Records are completely private. Not only does the data in records is encrypted, but it's impossible to know which address owns a record. It's also impossible to trace which transition created a record that is consumed in another transition.

Programs cannot own records. While you could make transitions that output with a program as the owner, this program would never be able to consume this record.

How records work under the hood?

Encryption

A record's data is encoded as a list of field elements which are each encrypted with owner's view key. We'll explain here how a single data field $d$ is encrypted, which can then be repeated for each encoded fields.

Owner's view key is a scalar $v$ (derived from his private key, as detailed in chapter 1.4), and owner address is $P=v\cdot G$ (where $G$ is the generator of the sub-group of elliptic curve points that generates group elements).

Here is the scheme to encrypt $d$ as someone who produces a record that will be owned by $P$:

• I generate a random scalar $r$ (picked uniformly among scalars).

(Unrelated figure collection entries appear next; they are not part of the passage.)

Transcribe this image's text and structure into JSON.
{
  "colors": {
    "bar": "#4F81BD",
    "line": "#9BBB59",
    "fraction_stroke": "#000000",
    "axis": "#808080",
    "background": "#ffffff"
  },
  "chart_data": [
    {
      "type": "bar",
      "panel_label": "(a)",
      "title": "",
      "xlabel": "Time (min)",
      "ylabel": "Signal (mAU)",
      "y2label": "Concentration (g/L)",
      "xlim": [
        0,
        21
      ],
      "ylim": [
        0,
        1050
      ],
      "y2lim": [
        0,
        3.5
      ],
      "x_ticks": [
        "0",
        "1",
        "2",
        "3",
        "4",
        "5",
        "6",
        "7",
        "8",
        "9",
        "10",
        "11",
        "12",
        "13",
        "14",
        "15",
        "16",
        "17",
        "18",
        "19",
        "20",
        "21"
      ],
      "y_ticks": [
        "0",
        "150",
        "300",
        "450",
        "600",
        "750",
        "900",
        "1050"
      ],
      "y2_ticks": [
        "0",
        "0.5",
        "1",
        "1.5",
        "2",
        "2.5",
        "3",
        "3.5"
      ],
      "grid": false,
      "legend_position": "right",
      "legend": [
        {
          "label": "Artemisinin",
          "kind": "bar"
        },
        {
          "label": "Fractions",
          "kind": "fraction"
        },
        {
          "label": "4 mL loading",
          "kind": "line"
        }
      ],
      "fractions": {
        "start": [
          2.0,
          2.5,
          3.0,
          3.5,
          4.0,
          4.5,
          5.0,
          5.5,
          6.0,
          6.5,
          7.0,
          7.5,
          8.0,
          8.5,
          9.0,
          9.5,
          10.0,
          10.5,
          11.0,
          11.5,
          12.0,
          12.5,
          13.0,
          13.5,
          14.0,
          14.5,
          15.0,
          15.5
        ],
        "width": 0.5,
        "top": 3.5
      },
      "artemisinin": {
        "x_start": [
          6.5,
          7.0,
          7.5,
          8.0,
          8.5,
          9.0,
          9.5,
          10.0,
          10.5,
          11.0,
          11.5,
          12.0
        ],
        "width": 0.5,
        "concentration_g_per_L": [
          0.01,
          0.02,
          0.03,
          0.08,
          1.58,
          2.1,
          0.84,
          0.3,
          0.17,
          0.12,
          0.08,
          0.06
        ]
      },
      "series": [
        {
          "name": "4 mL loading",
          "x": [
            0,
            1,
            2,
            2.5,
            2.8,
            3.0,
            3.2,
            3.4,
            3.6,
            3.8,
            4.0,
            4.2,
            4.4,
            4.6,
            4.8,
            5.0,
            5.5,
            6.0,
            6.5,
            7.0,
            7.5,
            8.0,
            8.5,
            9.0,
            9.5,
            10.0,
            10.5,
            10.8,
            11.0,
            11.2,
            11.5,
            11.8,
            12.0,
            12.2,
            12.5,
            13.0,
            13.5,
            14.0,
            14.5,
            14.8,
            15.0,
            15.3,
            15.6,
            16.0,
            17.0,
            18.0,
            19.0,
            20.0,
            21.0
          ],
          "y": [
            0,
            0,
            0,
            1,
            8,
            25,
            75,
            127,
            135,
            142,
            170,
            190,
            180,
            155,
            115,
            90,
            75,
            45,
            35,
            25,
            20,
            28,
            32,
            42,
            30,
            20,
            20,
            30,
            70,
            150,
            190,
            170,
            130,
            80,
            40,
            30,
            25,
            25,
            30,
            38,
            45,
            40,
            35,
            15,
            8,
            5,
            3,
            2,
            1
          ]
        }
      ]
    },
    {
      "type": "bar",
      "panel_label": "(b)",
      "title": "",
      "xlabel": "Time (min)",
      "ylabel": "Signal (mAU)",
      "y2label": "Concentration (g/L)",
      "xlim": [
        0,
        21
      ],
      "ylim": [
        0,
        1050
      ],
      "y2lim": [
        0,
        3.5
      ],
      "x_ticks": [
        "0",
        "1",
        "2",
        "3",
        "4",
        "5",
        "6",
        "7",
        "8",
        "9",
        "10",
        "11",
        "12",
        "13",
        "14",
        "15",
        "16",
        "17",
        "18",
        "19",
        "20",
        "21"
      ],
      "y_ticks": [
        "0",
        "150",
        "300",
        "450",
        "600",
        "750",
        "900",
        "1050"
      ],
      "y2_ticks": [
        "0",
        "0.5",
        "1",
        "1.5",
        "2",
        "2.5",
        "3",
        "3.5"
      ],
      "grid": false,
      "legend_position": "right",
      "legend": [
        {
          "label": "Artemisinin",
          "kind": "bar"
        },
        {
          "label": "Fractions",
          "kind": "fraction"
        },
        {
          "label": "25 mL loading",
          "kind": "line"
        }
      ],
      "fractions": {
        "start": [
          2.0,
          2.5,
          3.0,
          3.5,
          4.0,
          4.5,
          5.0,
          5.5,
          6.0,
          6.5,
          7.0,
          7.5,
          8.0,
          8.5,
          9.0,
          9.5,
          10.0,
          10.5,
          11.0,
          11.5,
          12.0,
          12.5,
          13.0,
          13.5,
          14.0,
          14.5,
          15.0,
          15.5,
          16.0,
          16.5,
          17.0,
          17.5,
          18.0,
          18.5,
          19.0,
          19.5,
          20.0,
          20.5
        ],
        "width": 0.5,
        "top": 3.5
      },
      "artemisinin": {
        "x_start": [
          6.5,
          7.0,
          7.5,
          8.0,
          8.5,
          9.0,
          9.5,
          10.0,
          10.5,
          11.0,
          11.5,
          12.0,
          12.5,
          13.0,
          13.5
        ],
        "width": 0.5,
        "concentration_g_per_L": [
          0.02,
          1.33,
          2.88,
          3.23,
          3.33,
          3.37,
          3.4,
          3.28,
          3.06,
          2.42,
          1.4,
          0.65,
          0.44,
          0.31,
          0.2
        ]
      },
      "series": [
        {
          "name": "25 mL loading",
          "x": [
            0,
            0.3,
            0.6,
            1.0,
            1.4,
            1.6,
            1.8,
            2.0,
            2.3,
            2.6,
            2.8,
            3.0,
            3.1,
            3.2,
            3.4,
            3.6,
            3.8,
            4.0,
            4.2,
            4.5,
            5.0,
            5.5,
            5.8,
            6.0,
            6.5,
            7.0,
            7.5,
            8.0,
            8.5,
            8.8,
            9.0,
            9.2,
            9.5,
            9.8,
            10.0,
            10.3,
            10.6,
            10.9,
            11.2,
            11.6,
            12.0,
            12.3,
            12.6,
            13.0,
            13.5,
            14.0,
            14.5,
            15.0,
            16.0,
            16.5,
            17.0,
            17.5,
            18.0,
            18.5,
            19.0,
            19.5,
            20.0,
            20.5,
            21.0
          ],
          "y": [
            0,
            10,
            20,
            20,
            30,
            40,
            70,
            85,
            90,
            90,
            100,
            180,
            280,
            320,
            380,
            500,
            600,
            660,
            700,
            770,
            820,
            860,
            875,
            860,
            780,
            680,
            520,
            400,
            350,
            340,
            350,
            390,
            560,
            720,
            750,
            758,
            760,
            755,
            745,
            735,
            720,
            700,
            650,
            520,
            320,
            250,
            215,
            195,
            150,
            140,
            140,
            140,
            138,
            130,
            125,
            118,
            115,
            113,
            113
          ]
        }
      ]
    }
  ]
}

• I calculate the record nonce: $N=r\cdot G$.

• I calculate the record view key: $E=r\cdot P$.

• I hash record view key to get a field: $h=hash(E)$.

• I can calculate record ciphertext: $c=d+h$ . is shared publicly on chain encoded in bech32 record1...

Decryption

Here is the decryption scheme, using $P$'s viewkey, $v$:

• $P$ calculates record view key: $E=v\cdot N$. That's because $v\cdot N=v\cdot(r\cdot G)=r\cdot(v\cdot G)=r\cdot P=E$.

• $P$ hashes record view key to get a field: $h=hash(E)$.

• $P$ can calculate plain text data $d=h-c$.

State Management

Records are identified on chain using a commitment to their data and stored in a Merkle tree. When consumed, a proof of inclusion of that record in the Merkle tree is included in the proof for the execution of the transition. Also a "nullifier", called the record serial number is published on the network to prevent future double spending of that record. This nullifier reveals no information about which record was consume, what data it includes, and who was the owner.

This is explained in detail in Zexe whitepaper: Zexe: Enabling Decentralized Private Computation, section 2.4.